Die Synchronisation erfolgt Unternehmensangaben zufolge dabei direkt im Antrieb. Sie basiert auf Lageinformationen der Motorgeber wie Resolver oder linearer Hallsensor, wie es heißt. Weil die Lösung auf der gemeinsamen Prozessorkarte umgesetzt ist, kommen keine Feldbussysteme zum Einsatz – entsprechend werde keine zusätzliche Rechenzeit benötigt.
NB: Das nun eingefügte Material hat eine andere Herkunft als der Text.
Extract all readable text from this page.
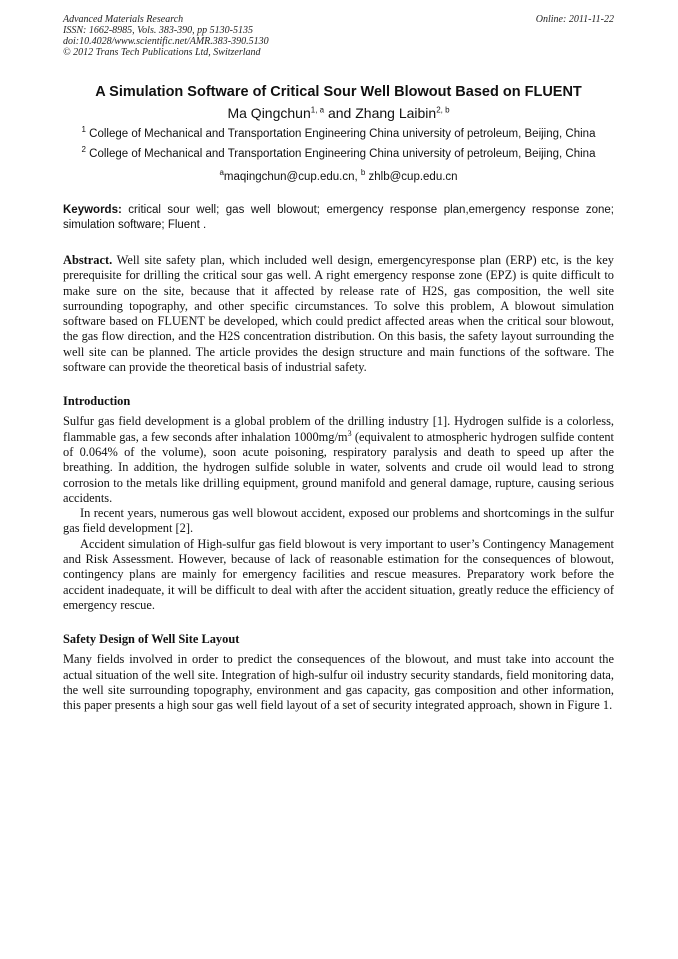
Advanced Materials Research
ISSN: 1662-8985, Vols. 383-390, pp 5130-5135
doi:10.4028/www.scientific.net/AMR.383-390.5130
© 2012 Trans Tech Publications Ltd, Switzerland
Online: 2011-11-22
A Simulation Software of Critical Sour Well Blowout Based on FLUENT
Ma Qingchun$^{1, a}$ and Zhang Laibin$^{2, b}$
$^1$ College of Mechanical and Transportation Engineering China university of petroleum, Beijing, China
$^2$ College of Mechanical and Transportation Engineering China university of petroleum, Beijing, China
$^a$maqingchun@cup.edu.cn, $^b$ zhlb@cup.edu.cn
Keywords: critical sour well; gas well blowout; emergency response plan,emergency response zone; simulation software; Fluent .
Abstract. Well site safety plan, which included well design, emergencyresponse plan (ERP) etc, is the key prerequisite for drilling the critical sour gas well. A right emergency response zone (EPZ) is quite difficult to make sure on the site, because that it affected by release rate of H2S, gas composition, the well site surrounding topography, and other specific circumstances. To solve this problem, A blowout simulation software based on FLUENT be developed, which could predict affected areas when the critical sour blowout, the gas flow direction, and the H2S concentration distribution. On this basis, the safety layout surrounding the well site can be planned. The article provides the design structure and main functions of the software. The software can provide the theoretical basis of industrial safety.
Introduction

Sulfur gas field development is a global problem of the drilling industry [1]. Hydrogen sulfide is a colorless, flammable gas, a few seconds after inhalation $1000mg/m^3$ (equivalent to atmospheric hydrogen sulfide content of 0.064% of the volume), soon acute poisoning, respiratory paralysis and death to speed up after the breathing. In addition, the hydrogen sulfide soluble in water, solvents and crude oil would lead to strong corrosion to the metals like drilling equipment, ground manifold and general damage, rupture, causing serious accidents.

In recent years, numerous gas well blowout accident, exposed our problems and shortcomings in the sulfur gas field development [2].

Accident simulation of High-sulfur gas field blowout is very important to user’s Contingency Management and Risk Assessment. However, because of lack of reasonable estimation for the consequences of blowout, contingency plans are mainly for emergency facilities and rescue measures. Preparatory work before the accident inadequate, it will be difficult to deal with after the accident situation, greatly reduce the efficiency of emergency rescue.

Safety Design of Well Site Layout

Many fields involved in order to predict the consequences of the blowout, and must take into account the actual situation of the well site. Integration of high-sulfur oil industry security standards, field monitoring data, the well site surrounding topography, environment and gas capacity, gas composition and other information, this paper presents a high sour gas well field layout of a set of security integrated approach, shown in Figure 1.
Relevante Latenzzeiten, die auch durch Zykluszeiten der Steuerung verursacht werden können, sollen auf ein Minimum reduziert und somit Fehler im Synchronlauf vermieden werden.

Über einen externen Analogwert sei es möglich, dynamische Winkelverstellung zwischen den Synchronachsen im Betrieb vorzugeben und zu ändern.

Um eventuelle mechanische Verschiebungen zu detektieren, lässt sich ein Fenster für den maximal zulässigen Synchronfehler definieren, so das Unternehmen. Verlässt eine Achse dieses Fenster, werden die Achsen gestoppt.

Die SD2-Baureihe ist laut Sieb & Meyer als Multiachssystem konzipiert. Werden mehrere Achsen bewegt, so versorge das zentrale Netzteilmodul PS2 die angeschlossenen SD2-Antriebsverstärker, wobei auch Bremsenergie rückgespeist wird. Gegenüber Geräten mit einzelnen Netzteilen soll sich eine deutliche Energieeinsparung ergeben.